Complete Registration

Once WebAuthn has completed its authentication, the authentication data needs to be passed to the FIDO component to perform attestation and validation. The encoded credentials can be turned into JSON and posted to RegisterCallback endpoint via a javascript promise.

    navigator.credentials.create({ publicKey }).then((credentials) => {
        var encodedCredentials = {
            id: credentials.id,
            rawId: btoa(String.fromCharCode.apply(null, new Uint8Array(credentials.rawId))),
            type: credentials.type,
            response: {
                attestationObject:
                    btoa(String.fromCharCode.apply(null, new Uint8Array(credentials.response.attestationObject))),
                clientDataJSON:
                    btoa(String.fromCharCode.apply(null, new Uint8Array(credentials.response.clientDataJSON)))
            }
        };

        $.ajax({
            url: '/Home/RegisterCallback',
            type: 'POST',
            contentType: 'application/json',
            data: JSON.stringify(encodedCredentials),
            success:function() {
                window.location.href = "/";
            }
        });
    });

The FIDO component contains types to model FIDO payloads.
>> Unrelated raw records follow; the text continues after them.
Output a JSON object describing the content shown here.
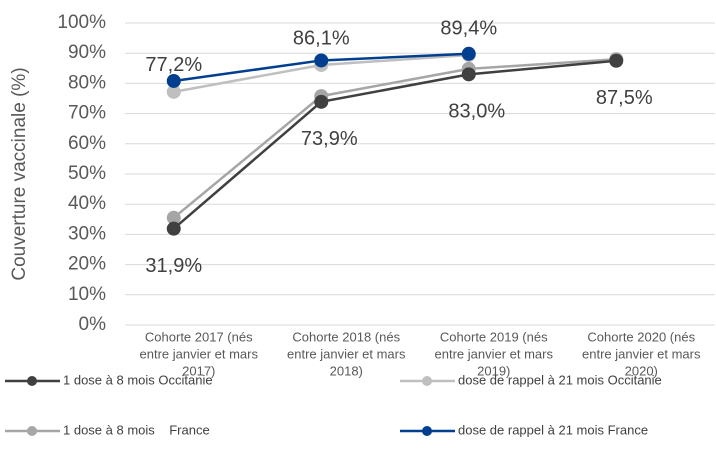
{
  "chart_data": {
    "type": "line",
    "y_label": "Couverture vaccinale (%)",
    "categories": [
      [
        "Cohorte 2017 (nés",
        "entre janvier et mars",
        "2017)"
      ],
      [
        "Cohorte 2018 (nés",
        "entre janvier et mars",
        "2018)"
      ],
      [
        "Cohorte 2019 (nés",
        "entre janvier et mars",
        "2019)"
      ],
      [
        "Cohorte 2020 (nés",
        "entre janvier et mars",
        "2020)"
      ]
    ],
    "series": [
      {
        "name": "1 dose à 8 mois Occitanie",
        "color": "#404040",
        "values": [
          31.9,
          73.9,
          83.0,
          87.5
        ],
        "value_labels": [
          "31,9%",
          "73,9%",
          "83,0%",
          "87,5%"
        ]
      },
      {
        "name": "dose de rappel à 21 mois Occitanie",
        "color": "#bfbfbf",
        "values": [
          77.2,
          86.1,
          89.4,
          null
        ],
        "value_labels": [
          "77,2%",
          "86,1%",
          "89,4%",
          null
        ]
      },
      {
        "name": "1 dose à 8 mois    France",
        "color": "#a6a6a6",
        "values": [
          35.5,
          75.8,
          84.8,
          88.0
        ]
      },
      {
        "name": "dose de rappel à 21 mois France",
        "color": "#003f8f",
        "values": [
          80.8,
          87.6,
          89.8,
          null
        ]
      }
    ],
    "ylim": [
      0,
      100
    ],
    "yticks": [
      {
        "value": 0,
        "label": "0%"
      },
      {
        "value": 10,
        "label": "10%"
      },
      {
        "value": 20,
        "label": "20%"
      },
      {
        "value": 30,
        "label": "30%"
      },
      {
        "value": 40,
        "label": "40%"
      },
      {
        "value": 50,
        "label": "50%"
      },
      {
        "value": 60,
        "label": "60%"
      },
      {
        "value": 70,
        "label": "70%"
      },
      {
        "value": 80,
        "label": "80%"
      },
      {
        "value": 90,
        "label": "90%"
      },
      {
        "value": 100,
        "label": "100%"
      }
    ],
    "grid": true
  }
}
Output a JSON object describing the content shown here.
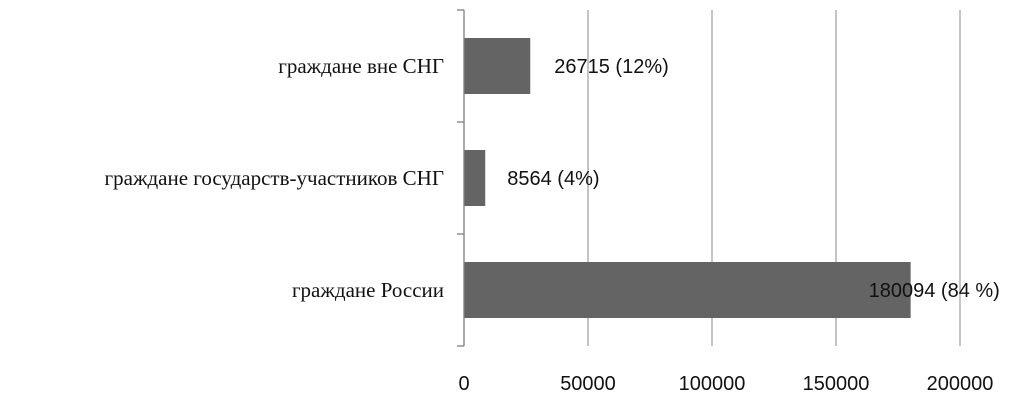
{
  "chart_data": {
    "type": "bar",
    "orientation": "horizontal",
    "categories": [
      "граждане вне СНГ",
      "граждане государств-участников СНГ",
      "граждане России"
    ],
    "values": [
      26715,
      8564,
      180094
    ],
    "data_labels": [
      "26715 (12%)",
      "8564 (4%)",
      "180094 (84 %)"
    ],
    "xlim": [
      0,
      200000
    ],
    "x_ticks": [
      0,
      50000,
      100000,
      150000,
      200000
    ],
    "x_tick_labels": [
      "0",
      "50000",
      "100000",
      "150000",
      "200000"
    ],
    "title": "",
    "xlabel": "",
    "ylabel": "",
    "grid": "vertical",
    "legend": "none",
    "bar_color": "#646464",
    "grid_color": "#a6a6a6",
    "axis_color": "#808080"
  }
}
To receive the encoded credential object from the browser use Base64FidoRegistrationResponse. (See code fragment below)

    [HttpPost]
    public async Task<IActionResult> RegisterCallback([FromBody] Base64FidoRegistrationResponse registrationResponse)
    {
        IFidoRegistrationResult result = await fido.CompleteRegistration(registrationResponse.ToFidoResponse());

        if (result.IsError) return BadRequest(result.ErrorDescription);
        return Ok();
    }

The FidoAuthentication.CompleteRegistration method requires a IFidoRegistrationResponse, the ToFidoResponse extension method generates a IFidoRegistrationResponse from the Base64FidoRegistrationResponse.